The volunteers/trustees would sign the builds with their own private keys, for instance with their FAS keys. Then, we could have some "trustworthiness" ratings for all the submitters, like we have today for the packagers (new packager, proven-packager, sponsor). While the submitter is still not trusted, the centralised Koji infrastructure can duplicate the build, and check that it gives the same results. And even when the submitter is trusted, some random duplicate builds can occur. If the submitter taints the builds, it will be flagged as a potential "fraud". A human being would have to have a look at it then.

Or, the VMs could do "scratch" builds (only). When those builds are successful, the VMs then just act as a standard clients to the central Koji servers, and the packages are re-built in that safe infrastructure. Overall, the central Koji infrastructure would be off-loaded from all the scratch builds, as well as from the failed builds. Which is already not so bad, is it?


I've worked on some code to spawn off an instance, submit jobs + packages, build them (a chain-build so you don't have to keep respawning them) then collect all the results back to your local machine. It works - it requires setting up trusted images at those cloud providers but that's not very hard to do and keep current. Right now I'm porting the code to use a different cloud-communication API than I was using before.
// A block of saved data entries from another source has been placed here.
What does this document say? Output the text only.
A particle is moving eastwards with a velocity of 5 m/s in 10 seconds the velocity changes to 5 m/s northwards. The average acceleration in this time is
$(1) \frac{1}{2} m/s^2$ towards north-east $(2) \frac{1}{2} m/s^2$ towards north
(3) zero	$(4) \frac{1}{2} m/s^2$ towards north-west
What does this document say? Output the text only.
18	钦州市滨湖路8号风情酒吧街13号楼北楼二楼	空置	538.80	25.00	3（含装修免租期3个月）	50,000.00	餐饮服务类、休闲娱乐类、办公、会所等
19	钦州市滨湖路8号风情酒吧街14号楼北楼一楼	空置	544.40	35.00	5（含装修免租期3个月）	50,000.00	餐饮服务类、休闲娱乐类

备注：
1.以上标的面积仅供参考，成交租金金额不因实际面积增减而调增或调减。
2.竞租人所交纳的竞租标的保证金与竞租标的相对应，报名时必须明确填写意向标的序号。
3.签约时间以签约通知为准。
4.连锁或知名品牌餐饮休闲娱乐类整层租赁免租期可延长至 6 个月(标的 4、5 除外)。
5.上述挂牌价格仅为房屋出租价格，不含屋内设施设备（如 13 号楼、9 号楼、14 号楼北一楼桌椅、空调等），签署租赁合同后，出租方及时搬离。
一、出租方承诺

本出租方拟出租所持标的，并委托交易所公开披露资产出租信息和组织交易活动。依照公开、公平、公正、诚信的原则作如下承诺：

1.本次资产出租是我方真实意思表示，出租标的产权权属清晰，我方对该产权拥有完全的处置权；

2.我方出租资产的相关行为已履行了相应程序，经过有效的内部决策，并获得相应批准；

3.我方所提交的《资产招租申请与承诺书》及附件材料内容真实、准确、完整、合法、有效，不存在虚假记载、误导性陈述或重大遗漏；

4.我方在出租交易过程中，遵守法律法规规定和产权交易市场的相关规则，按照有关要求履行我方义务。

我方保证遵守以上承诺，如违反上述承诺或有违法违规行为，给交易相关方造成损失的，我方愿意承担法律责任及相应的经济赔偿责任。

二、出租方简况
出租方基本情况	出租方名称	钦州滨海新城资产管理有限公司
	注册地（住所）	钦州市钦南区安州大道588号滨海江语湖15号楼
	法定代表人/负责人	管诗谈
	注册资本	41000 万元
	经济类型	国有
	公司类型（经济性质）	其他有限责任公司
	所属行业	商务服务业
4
That would be very cool. Do you intend to use DeltaCloud (http://deltacloud.apache.org/), or something like that?

 
I have a couple of systems inside the red hat colo that I had planned on reinstalling to f16 and setting up openstack on them to play with the same idea but on a local cloud instance.

For sure, I would like to set up something like that for my own usage.


Is all this inline with the problems you've thought about?

Yes, that is fully in-line, and very interesting!